A racing club cannot operate without the background funding, assistance and guidance of the various racing boards.
It cannot license itself.
Therefore its finances are linked to the industry itself.
Whether Avondale returns as a strategic part of racing should be an industry decision, not a racing club by racing club decision.
To use an old line, the industry itself is much larger than the sum of its parts.
Racing clubs are there merely to provide a venue.
The New Zealand Racing Board needs to guide direction here.
Maybe with its licensing it will. Classy jumps jockey Brett Scott has soon to make a decision whether he will come back as a jumps jockey.
The Melbourne-based New Zealander has been carrying several serious injuries and is walking with a limp.
The three-times winner of the world's richest jumping race, Japan's Nakayama Grand Jump, has not been on a horse's back since crashing in a hurdle race at Yarra Valley last October.
Doctors diagnosed a haematoma pressing on Scott's spinal chord.
"I'm struggling with strength and balance in my legs and feeling," Scott said.

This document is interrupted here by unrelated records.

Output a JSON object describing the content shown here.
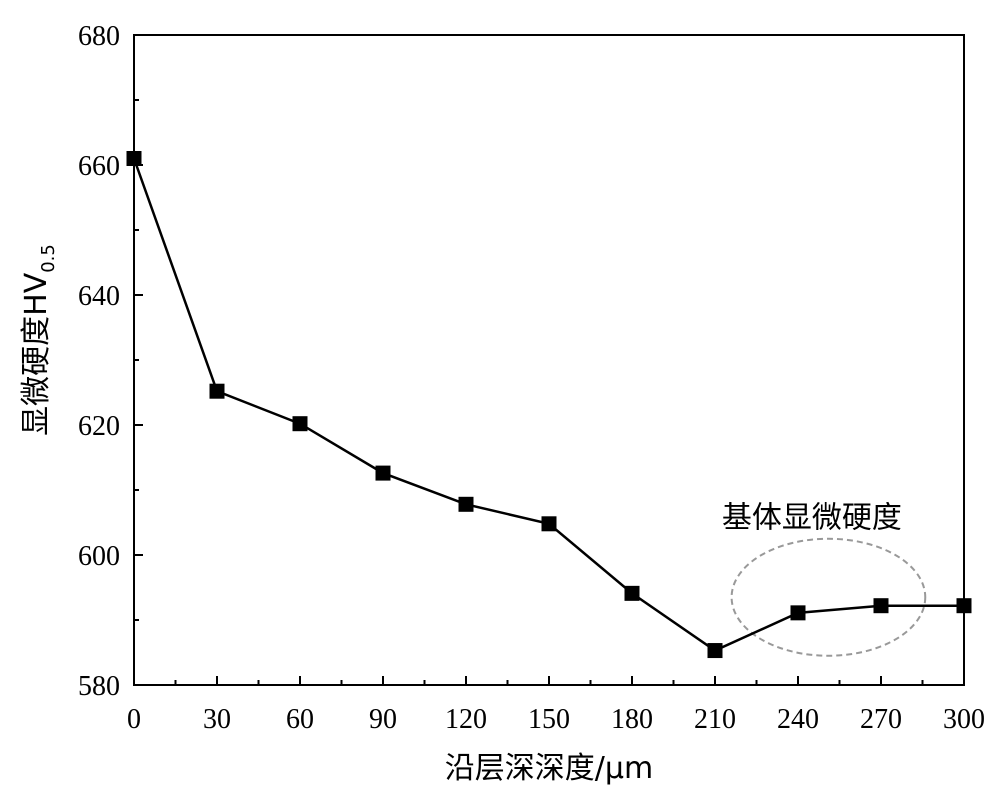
{
  "chart_data": {
    "type": "line",
    "title": "",
    "xlabel": "沿层深深度/μm",
    "ylabel": "显微硬度HV",
    "ylabel_subscript": "0.5",
    "xlim": [
      0,
      300
    ],
    "ylim": [
      580,
      680
    ],
    "xticks": [
      0,
      30,
      60,
      90,
      120,
      150,
      180,
      210,
      240,
      270,
      300
    ],
    "yticks": [
      580,
      600,
      620,
      640,
      660,
      680
    ],
    "grid": false,
    "marker": "square",
    "series": [
      {
        "x": [
          0,
          30,
          60,
          90,
          120,
          150,
          180,
          210,
          240,
          270,
          300
        ],
        "y": [
          661,
          625.2,
          620.2,
          612.6,
          607.8,
          604.8,
          594.1,
          585.3,
          591.1,
          592.2,
          592.2
        ]
      }
    ],
    "annotations": [
      {
        "text": "基体显微硬度",
        "x": 245,
        "y": 605.8
      }
    ],
    "highlight_ellipse": {
      "cx": 251,
      "cy": 593.5,
      "rx_data": 35,
      "ry_data": 9
    },
    "colors": {
      "line": "#000000",
      "marker": "#000000",
      "ellipse": "#999999"
    }
  }
}
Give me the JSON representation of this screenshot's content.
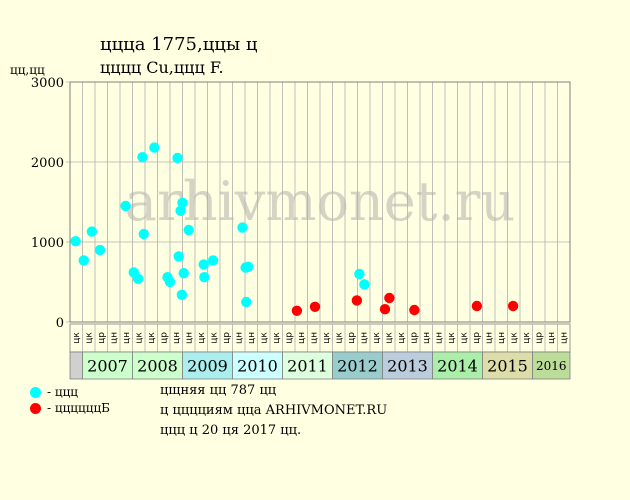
{
  "header": {
    "title": "ццца 1775,ццы ц",
    "subtitle": "цццц Cu,ццц F.",
    "y_unit": "цц,цц"
  },
  "watermark": "arhivmonet.ru",
  "legend": [
    {
      "label": "- ццц",
      "color": "#00FFFF"
    },
    {
      "label": "- ццццццБ",
      "color": "#FF0000"
    }
  ],
  "notes": [
    "цщняя цц 787 цц",
    "ц цццциям ццa ARHIVMONET.RU",
    "ццц ц 20 ця 2017 цц."
  ],
  "colors": {
    "background": "#FFFFE1",
    "grid": "#B0B0B0",
    "series_a": "#00FFFF",
    "series_b": "#FF0000"
  },
  "chart_data": {
    "type": "scatter",
    "ylim": [
      0,
      3000
    ],
    "yticks": [
      0,
      1000,
      2000,
      3000
    ],
    "x_slots": 40,
    "x_slot_labels": [
      "цк",
      "цк",
      "цр",
      "цн",
      "цн",
      "цк",
      "цк",
      "цр",
      "цн",
      "цн",
      "цк",
      "цк",
      "цр",
      "цн",
      "цн",
      "цк",
      "цк",
      "цр",
      "цн",
      "цн",
      "цк",
      "цк",
      "цр",
      "цн",
      "цк",
      "цк",
      "цк",
      "цр",
      "цн",
      "цн",
      "цк",
      "цк",
      "цр",
      "цн",
      "цн",
      "цк",
      "цк",
      "цр",
      "цн",
      "цн"
    ],
    "years": [
      {
        "label": "",
        "start": 0,
        "end": 1,
        "color": "#D0D0D0"
      },
      {
        "label": "2007",
        "start": 1,
        "end": 5,
        "color": "#CCFFCC"
      },
      {
        "label": "2008",
        "start": 5,
        "end": 9,
        "color": "#CCFFCC"
      },
      {
        "label": "2009",
        "start": 9,
        "end": 13,
        "color": "#AAEEEE"
      },
      {
        "label": "2010",
        "start": 13,
        "end": 17,
        "color": "#CCFFFF"
      },
      {
        "label": "2011",
        "start": 17,
        "end": 21,
        "color": "#DDFFDD"
      },
      {
        "label": "2012",
        "start": 21,
        "end": 25,
        "color": "#99CCCC"
      },
      {
        "label": "2013",
        "start": 25,
        "end": 29,
        "color": "#BBCCDD"
      },
      {
        "label": "2014",
        "start": 29,
        "end": 33,
        "color": "#AAEEAA"
      },
      {
        "label": "2015",
        "start": 33,
        "end": 37,
        "color": "#DDDDAA"
      },
      {
        "label": "2016",
        "start": 37,
        "end": 40,
        "color": "#BBDD99"
      }
    ],
    "series": [
      {
        "color": "#00FFFF",
        "points": [
          [
            0.45,
            1010
          ],
          [
            1.1,
            770
          ],
          [
            1.75,
            1130
          ],
          [
            2.4,
            900
          ],
          [
            4.45,
            1450
          ],
          [
            5.1,
            620
          ],
          [
            5.45,
            540
          ],
          [
            5.8,
            2060
          ],
          [
            5.9,
            1100
          ],
          [
            6.75,
            2180
          ],
          [
            7.8,
            560
          ],
          [
            8.0,
            500
          ],
          [
            8.6,
            2050
          ],
          [
            8.7,
            820
          ],
          [
            8.85,
            1390
          ],
          [
            9.0,
            1490
          ],
          [
            8.95,
            340
          ],
          [
            9.1,
            610
          ],
          [
            9.5,
            1150
          ],
          [
            10.7,
            720
          ],
          [
            10.75,
            560
          ],
          [
            11.45,
            770
          ],
          [
            13.8,
            1180
          ],
          [
            14.05,
            680
          ],
          [
            14.1,
            250
          ],
          [
            14.25,
            690
          ],
          [
            23.15,
            600
          ],
          [
            23.55,
            470
          ]
        ]
      },
      {
        "color": "#FF0000",
        "points": [
          [
            18.15,
            140
          ],
          [
            19.6,
            190
          ],
          [
            22.95,
            270
          ],
          [
            25.2,
            160
          ],
          [
            25.55,
            300
          ],
          [
            27.55,
            150
          ],
          [
            32.55,
            200
          ],
          [
            35.45,
            200
          ]
        ]
      }
    ]
  }
}
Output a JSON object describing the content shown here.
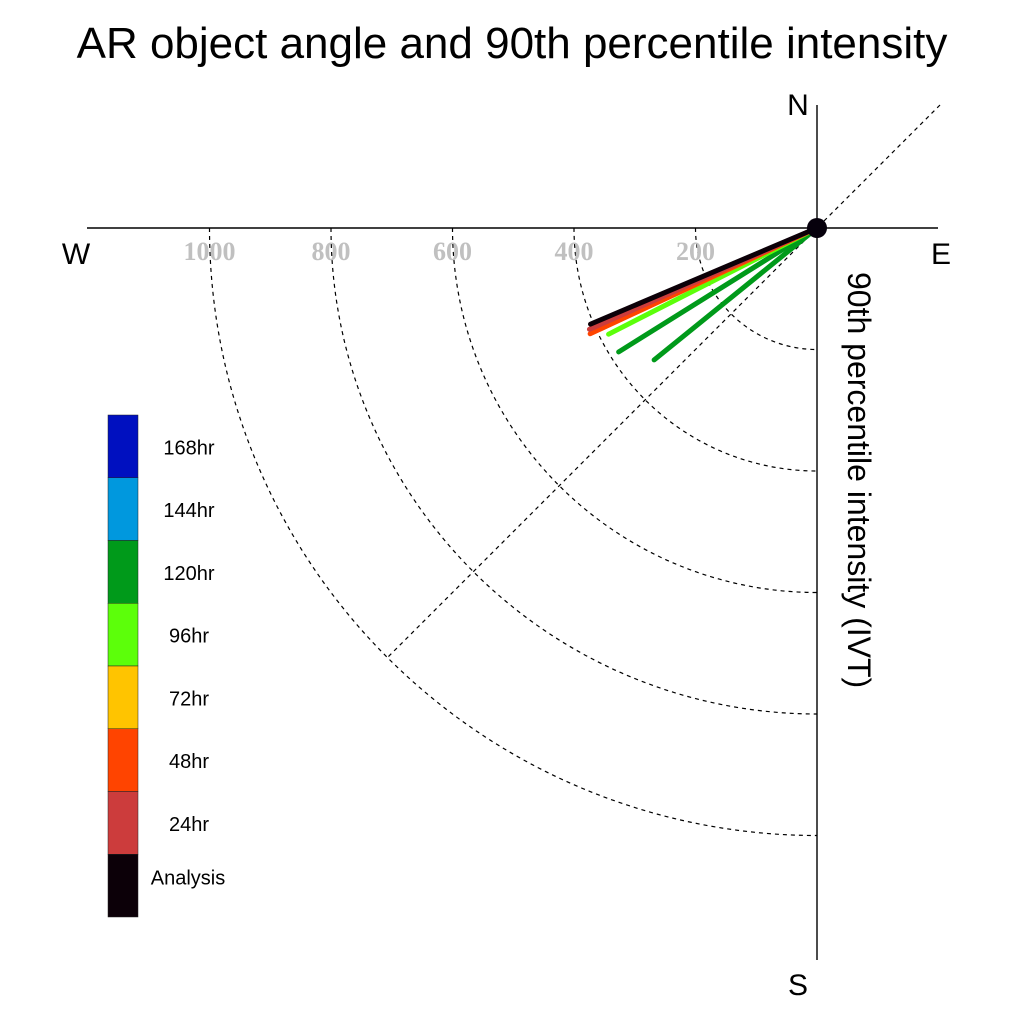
{
  "chart_data": {
    "type": "polar-line",
    "title": "AR object angle and 90th percentile intensity",
    "ylabel": "90th percentile intensity (IVT)",
    "compass": {
      "north": "N",
      "south": "S",
      "east": "E",
      "west": "W"
    },
    "radial_ticks": [
      1000,
      800,
      600,
      400,
      200
    ],
    "radial_max": 1200,
    "grid": true,
    "legend": {
      "placement": "left",
      "items": [
        {
          "label": "168hr",
          "color": "#0010C0"
        },
        {
          "label": "144hr",
          "color": "#0098DE"
        },
        {
          "label": "120hr",
          "color": "#009A1A"
        },
        {
          "label": "96hr",
          "color": "#5CFF0A"
        },
        {
          "label": "72hr",
          "color": "#FFC400"
        },
        {
          "label": "48hr",
          "color": "#FF4400"
        },
        {
          "label": "24hr",
          "color": "#CC3C3C"
        },
        {
          "label": "Analysis",
          "color": "#0C0008"
        }
      ]
    },
    "series": [
      {
        "name": "Analysis",
        "color": "#0C0008",
        "angle_deg": 247,
        "intensity": 405
      },
      {
        "name": "24hr",
        "color": "#CC3C3C",
        "angle_deg": 246,
        "intensity": 410
      },
      {
        "name": "48hr",
        "color": "#FF4400",
        "angle_deg": 245,
        "intensity": 412
      },
      {
        "name": "72hr",
        "color": "#FFC400",
        "angle_deg": 245,
        "intensity": 395
      },
      {
        "name": "96hr",
        "color": "#5CFF0A",
        "angle_deg": 243,
        "intensity": 385
      },
      {
        "name": "120hr",
        "color": "#009A1A",
        "angle_deg": 238,
        "intensity": 385
      },
      {
        "name": "120hr",
        "color": "#009A1A",
        "angle_deg": 231,
        "intensity": 345
      }
    ]
  }
}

"I've been told with nerve damage that you can't put a timeline on it - it might take a couple of months or it might take two years, and sometimes it doesn't come right at all.
"I'm just doing my best to get myself fit again and see what happens.
"I'm still scuffling around, I'm not not sure if the rods in my back are causing it," he said.
Surgeons inserted a titanium rod in his back to support his damaged spinal cord after a fall in a hurdle race at Warrnambool in 2003.
The injuries come at a bad time when officials have given the previously ailing Victorian jumps industry a seal of approval and an injection of several million dollars for next winter.